The Right Livelihood Foundation welcomes German court decision curbing foreign spying
The Right Livelihood Foundation welcomes a decision handed down by Germany’s highest court on Tuesday curbing the powers of the country’s foreign intelligence service to monitor online communications abroad, especially when it comes to journalists.
2017 Right Livelihood Award Laureate Khadija Ismayilova, an Azerbaijani investigative journalist, was involved in the joint effort by several non-governmental organisations to strike down a regulation allowing the German foreign intelligence service to collect and monitor communications of individuals abroad.
Revelations of a global mass surveillance system by 2014 Laureate Edward Snowden were also instrumental to civil society seeking to hold German authorities accountable.

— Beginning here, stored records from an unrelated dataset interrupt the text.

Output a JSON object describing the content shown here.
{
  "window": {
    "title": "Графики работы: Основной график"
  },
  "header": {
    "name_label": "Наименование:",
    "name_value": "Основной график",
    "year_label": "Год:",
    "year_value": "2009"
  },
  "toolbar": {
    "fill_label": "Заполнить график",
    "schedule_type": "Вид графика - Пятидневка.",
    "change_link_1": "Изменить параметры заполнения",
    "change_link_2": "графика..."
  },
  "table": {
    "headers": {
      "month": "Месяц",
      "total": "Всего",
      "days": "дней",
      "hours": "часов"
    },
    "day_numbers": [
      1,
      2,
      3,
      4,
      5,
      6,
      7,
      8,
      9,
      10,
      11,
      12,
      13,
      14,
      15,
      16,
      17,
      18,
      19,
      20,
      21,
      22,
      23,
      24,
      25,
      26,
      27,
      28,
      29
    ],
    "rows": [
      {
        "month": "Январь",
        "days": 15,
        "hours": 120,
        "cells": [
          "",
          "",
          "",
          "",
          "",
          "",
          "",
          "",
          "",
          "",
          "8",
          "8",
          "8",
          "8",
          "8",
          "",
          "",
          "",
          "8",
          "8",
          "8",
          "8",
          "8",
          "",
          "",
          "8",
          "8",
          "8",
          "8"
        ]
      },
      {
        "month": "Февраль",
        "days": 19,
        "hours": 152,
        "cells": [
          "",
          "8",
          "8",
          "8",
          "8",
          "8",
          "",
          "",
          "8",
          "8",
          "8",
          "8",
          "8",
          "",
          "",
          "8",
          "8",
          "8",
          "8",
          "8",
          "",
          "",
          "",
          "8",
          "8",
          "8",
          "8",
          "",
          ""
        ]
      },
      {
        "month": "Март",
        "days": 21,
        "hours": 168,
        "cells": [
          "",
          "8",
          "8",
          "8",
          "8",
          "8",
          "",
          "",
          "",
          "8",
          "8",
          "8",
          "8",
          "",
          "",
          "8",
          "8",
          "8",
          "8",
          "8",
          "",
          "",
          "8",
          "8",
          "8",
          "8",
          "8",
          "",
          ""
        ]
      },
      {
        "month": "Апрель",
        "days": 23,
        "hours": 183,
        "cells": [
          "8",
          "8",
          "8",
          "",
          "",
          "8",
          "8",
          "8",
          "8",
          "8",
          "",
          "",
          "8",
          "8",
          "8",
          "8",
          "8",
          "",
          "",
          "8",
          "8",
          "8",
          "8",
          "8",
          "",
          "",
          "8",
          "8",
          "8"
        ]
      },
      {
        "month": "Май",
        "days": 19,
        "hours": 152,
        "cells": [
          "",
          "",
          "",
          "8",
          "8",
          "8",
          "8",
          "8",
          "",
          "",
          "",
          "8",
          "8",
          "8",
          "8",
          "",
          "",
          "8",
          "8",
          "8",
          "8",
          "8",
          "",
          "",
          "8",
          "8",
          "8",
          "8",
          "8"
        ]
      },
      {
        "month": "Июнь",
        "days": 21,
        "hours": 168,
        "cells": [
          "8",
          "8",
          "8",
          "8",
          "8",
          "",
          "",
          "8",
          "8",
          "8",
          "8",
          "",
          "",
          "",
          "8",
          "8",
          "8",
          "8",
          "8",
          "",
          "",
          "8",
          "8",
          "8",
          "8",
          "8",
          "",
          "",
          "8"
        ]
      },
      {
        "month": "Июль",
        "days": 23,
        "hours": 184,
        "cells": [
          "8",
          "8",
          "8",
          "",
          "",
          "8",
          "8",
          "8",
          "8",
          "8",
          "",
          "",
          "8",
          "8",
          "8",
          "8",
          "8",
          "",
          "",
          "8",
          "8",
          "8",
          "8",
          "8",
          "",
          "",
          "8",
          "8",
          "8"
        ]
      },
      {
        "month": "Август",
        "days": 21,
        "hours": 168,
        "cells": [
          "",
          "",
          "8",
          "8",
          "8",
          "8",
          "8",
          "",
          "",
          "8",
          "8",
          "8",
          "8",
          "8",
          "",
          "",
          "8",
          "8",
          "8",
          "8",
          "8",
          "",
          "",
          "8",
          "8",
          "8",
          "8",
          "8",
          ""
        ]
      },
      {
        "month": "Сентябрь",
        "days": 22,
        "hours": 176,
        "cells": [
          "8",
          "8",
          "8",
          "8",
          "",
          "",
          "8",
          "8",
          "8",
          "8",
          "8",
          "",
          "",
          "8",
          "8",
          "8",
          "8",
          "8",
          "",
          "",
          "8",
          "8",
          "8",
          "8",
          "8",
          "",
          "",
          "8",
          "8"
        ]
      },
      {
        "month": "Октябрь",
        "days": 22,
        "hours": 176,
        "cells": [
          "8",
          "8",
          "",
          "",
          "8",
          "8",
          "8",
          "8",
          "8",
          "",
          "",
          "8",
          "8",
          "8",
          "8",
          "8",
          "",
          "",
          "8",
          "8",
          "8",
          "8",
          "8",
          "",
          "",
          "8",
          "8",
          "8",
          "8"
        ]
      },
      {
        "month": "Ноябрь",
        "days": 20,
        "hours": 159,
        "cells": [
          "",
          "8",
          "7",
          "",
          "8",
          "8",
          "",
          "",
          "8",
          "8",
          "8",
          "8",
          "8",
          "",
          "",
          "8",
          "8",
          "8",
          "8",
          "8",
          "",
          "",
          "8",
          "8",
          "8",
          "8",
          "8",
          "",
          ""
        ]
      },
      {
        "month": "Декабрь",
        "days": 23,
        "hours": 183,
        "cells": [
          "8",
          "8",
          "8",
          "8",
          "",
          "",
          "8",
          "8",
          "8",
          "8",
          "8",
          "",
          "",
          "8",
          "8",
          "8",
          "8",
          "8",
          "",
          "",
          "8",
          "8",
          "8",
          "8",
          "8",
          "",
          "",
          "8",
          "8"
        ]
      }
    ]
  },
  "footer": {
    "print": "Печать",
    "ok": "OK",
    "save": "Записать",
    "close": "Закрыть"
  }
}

Commenting from Azerbaijan on the landmark decision, Ismayilova said:
“Societies need to keep governments accountable and limit their ability to interfere with the privacy of citizens. I suffered a lot in Azerbaijan from the unlimited power of the government and their abuse of anti-terror legislation, which also allowed them to interfere with my privacy and expose my intimate life. I am happy that democratic checks and balances are still operational in Germany and it was possible to revert the abusive laws which could be used as instruments against whistleblowers and journalists. Many thanks to Reporters Without Borders that helped me to be part of this lawsuit and experience democracy. I hope one day we will have the same opportunity in Azerbaijan.”
Ismayilova received the Right Livelihood Award “for her courage and tenacity in exposing corruption at the highest levels of government through outstanding investigative journalism in the name of transparency and accountability.”